I don’t remember how things worked those days but I’m surprised that this worked without bindings in 2016.

Don_Lyttle · May 17, 2024, 1:52am

Actually Rick, it worked when I tried it with MBS bindings, as well as, without bindings as I posted. Surprised me too … I’ve been using bindings for the past 6 years at least … totally unaware that I could do it without them!

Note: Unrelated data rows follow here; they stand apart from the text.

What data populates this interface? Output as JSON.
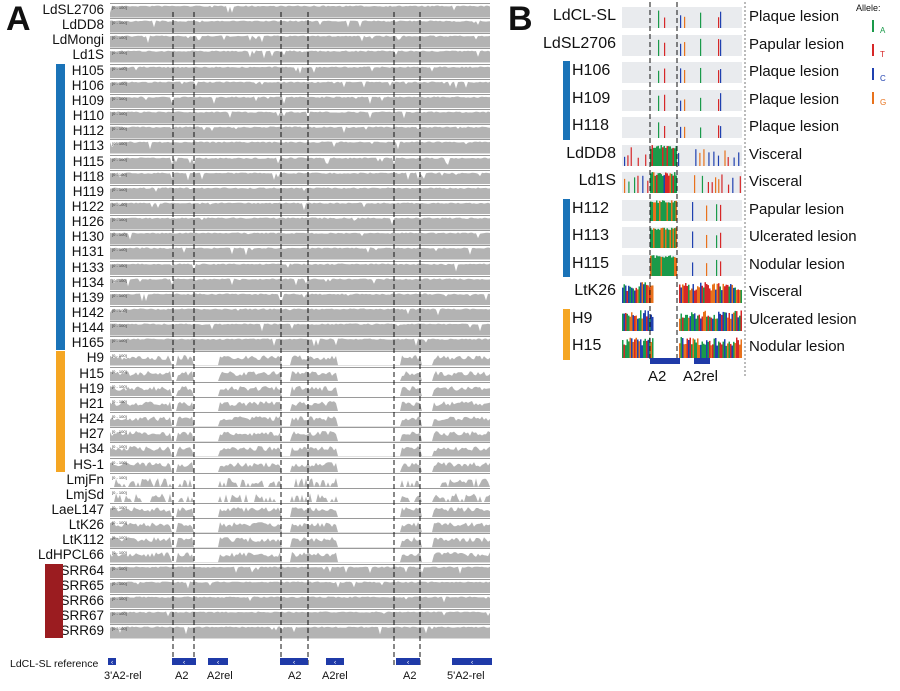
{
  "panel_a": {
    "letter": "A",
    "range_label": "[0 - 100]",
    "reference_label": "LdCL-SL reference",
    "samples": [
      {
        "name": "LdSL2706",
        "group": "none",
        "profile": "full"
      },
      {
        "name": "LdDD8",
        "group": "none",
        "profile": "full"
      },
      {
        "name": "LdMongi",
        "group": "none",
        "profile": "full"
      },
      {
        "name": "Ld1S",
        "group": "none",
        "profile": "full"
      },
      {
        "name": "H105",
        "group": "blue",
        "profile": "full"
      },
      {
        "name": "H106",
        "group": "blue",
        "profile": "full"
      },
      {
        "name": "H109",
        "group": "blue",
        "profile": "full"
      },
      {
        "name": "H110",
        "group": "blue",
        "profile": "full"
      },
      {
        "name": "H112",
        "group": "blue",
        "profile": "full"
      },
      {
        "name": "H113",
        "group": "blue",
        "profile": "full"
      },
      {
        "name": "H115",
        "group": "blue",
        "profile": "full"
      },
      {
        "name": "H118",
        "group": "blue",
        "profile": "full"
      },
      {
        "name": "H119",
        "group": "blue",
        "profile": "full"
      },
      {
        "name": "H122",
        "group": "blue",
        "profile": "full"
      },
      {
        "name": "H126",
        "group": "blue",
        "profile": "full"
      },
      {
        "name": "H130",
        "group": "blue",
        "profile": "full"
      },
      {
        "name": "H131",
        "group": "blue",
        "profile": "full"
      },
      {
        "name": "H133",
        "group": "blue",
        "profile": "full"
      },
      {
        "name": "H134",
        "group": "blue",
        "profile": "full"
      },
      {
        "name": "H139",
        "group": "blue",
        "profile": "full"
      },
      {
        "name": "H142",
        "group": "blue",
        "profile": "full"
      },
      {
        "name": "H144",
        "group": "blue",
        "profile": "full"
      },
      {
        "name": "H165",
        "group": "blue",
        "profile": "full"
      },
      {
        "name": "H9",
        "group": "orange",
        "profile": "gapped"
      },
      {
        "name": "H15",
        "group": "orange",
        "profile": "gapped"
      },
      {
        "name": "H19",
        "group": "orange",
        "profile": "gapped"
      },
      {
        "name": "H21",
        "group": "orange",
        "profile": "gapped"
      },
      {
        "name": "H24",
        "group": "orange",
        "profile": "gapped"
      },
      {
        "name": "H27",
        "group": "orange",
        "profile": "gapped"
      },
      {
        "name": "H34",
        "group": "orange",
        "profile": "gapped"
      },
      {
        "name": "HS-1",
        "group": "orange",
        "profile": "gapped"
      },
      {
        "name": "LmjFn",
        "group": "none",
        "profile": "sparse"
      },
      {
        "name": "LmjSd",
        "group": "none",
        "profile": "sparse"
      },
      {
        "name": "LaeL147",
        "group": "none",
        "profile": "gapped"
      },
      {
        "name": "LtK26",
        "group": "none",
        "profile": "gapped"
      },
      {
        "name": "LtK112",
        "group": "none",
        "profile": "gapped"
      },
      {
        "name": "LdHPCL66",
        "group": "none",
        "profile": "gapped"
      },
      {
        "name": "SRR64",
        "group": "red",
        "profile": "full"
      },
      {
        "name": "SRR65",
        "group": "red",
        "profile": "full"
      },
      {
        "name": "SRR66",
        "group": "red",
        "profile": "full"
      },
      {
        "name": "SRR67",
        "group": "red",
        "profile": "full"
      },
      {
        "name": "SRR69",
        "group": "red",
        "profile": "full"
      }
    ],
    "annotations": [
      "3'A2-rel",
      "A2",
      "A2rel",
      "A2",
      "A2rel",
      "A2",
      "5'A2-rel"
    ]
  },
  "panel_b": {
    "letter": "B",
    "allele_title": "Allele:",
    "alleles": [
      {
        "base": "A",
        "color": "#1a9a4a"
      },
      {
        "base": "T",
        "color": "#d62728"
      },
      {
        "base": "C",
        "color": "#2041b0"
      },
      {
        "base": "G",
        "color": "#e8721c"
      }
    ],
    "rows": [
      {
        "name": "LdCL-SL",
        "phenotype": "Plaque lesion",
        "group": "none",
        "profile": "ref"
      },
      {
        "name": "LdSL2706",
        "phenotype": "Papular lesion",
        "group": "none",
        "profile": "ref"
      },
      {
        "name": "H106",
        "phenotype": "Plaque lesion",
        "group": "blue",
        "profile": "ref"
      },
      {
        "name": "H109",
        "phenotype": "Plaque lesion",
        "group": "blue",
        "profile": "ref"
      },
      {
        "name": "H118",
        "phenotype": "Plaque lesion",
        "group": "blue",
        "profile": "ref"
      },
      {
        "name": "LdDD8",
        "phenotype": "Visceral",
        "group": "none",
        "profile": "dense"
      },
      {
        "name": "Ld1S",
        "phenotype": "Visceral",
        "group": "none",
        "profile": "dense"
      },
      {
        "name": "H112",
        "phenotype": "Papular lesion",
        "group": "blue",
        "profile": "green"
      },
      {
        "name": "H113",
        "phenotype": "Ulcerated lesion",
        "group": "blue",
        "profile": "green"
      },
      {
        "name": "H115",
        "phenotype": "Nodular lesion",
        "group": "blue",
        "profile": "green"
      },
      {
        "name": "LtK26",
        "phenotype": "Visceral",
        "group": "none",
        "profile": "variant"
      },
      {
        "name": "H9",
        "phenotype": "Ulcerated lesion",
        "group": "orange",
        "profile": "variant"
      },
      {
        "name": "H15",
        "phenotype": "Nodular lesion",
        "group": "orange",
        "profile": "variant"
      }
    ],
    "annotations": [
      "A2",
      "A2rel"
    ]
  },
  "colors": {
    "blue_group": "#1a73b8",
    "orange_group": "#f5a623",
    "red_group": "#9b1c20",
    "coverage": "#b3b3b3",
    "gene_block": "#1f3aa8"
  }
}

Rick_Araujo · May 17, 2024, 12:54pm

We do it today without even creating a PreparedStatement (using the current SelectSQL() and ExecuteSQL()), but I remember writing my own lazy and safe “shortcuts” with Xojo around those Xojo 201x days, because some problems with the Xojo binding/prepare/use and/or avoiding complexities that I don’t remember today.

Today it is easy as

Try
 db.ExecuteSQL( "UPDATE User SET name=? WHERE user_id=?", theName, theCode)
Catch error As DatabaseException
  MessageBox("DB Error: " + error.Message)
End Try

Don_Lyttle · May 17, 2024, 1:37pm

Wow! That is a lot easier! I never had good luck with the XOJO SQL database plugin, so I went with everything MBS, especially the prepared statements and associated bindings. Never had a problem after that.

Thanks again for all the help! I retired last month (I’ll be 73 in July) but promised my biggest customer that I’d do some feature adds to one of my apps that they are using. The SQL issue you (and Alberto and Jeff) helped me through was the last hurdle I had. I should be able to finish the coding now this weekend and finally officially hang up the mouse (at least for business purposes) thanks to you guys.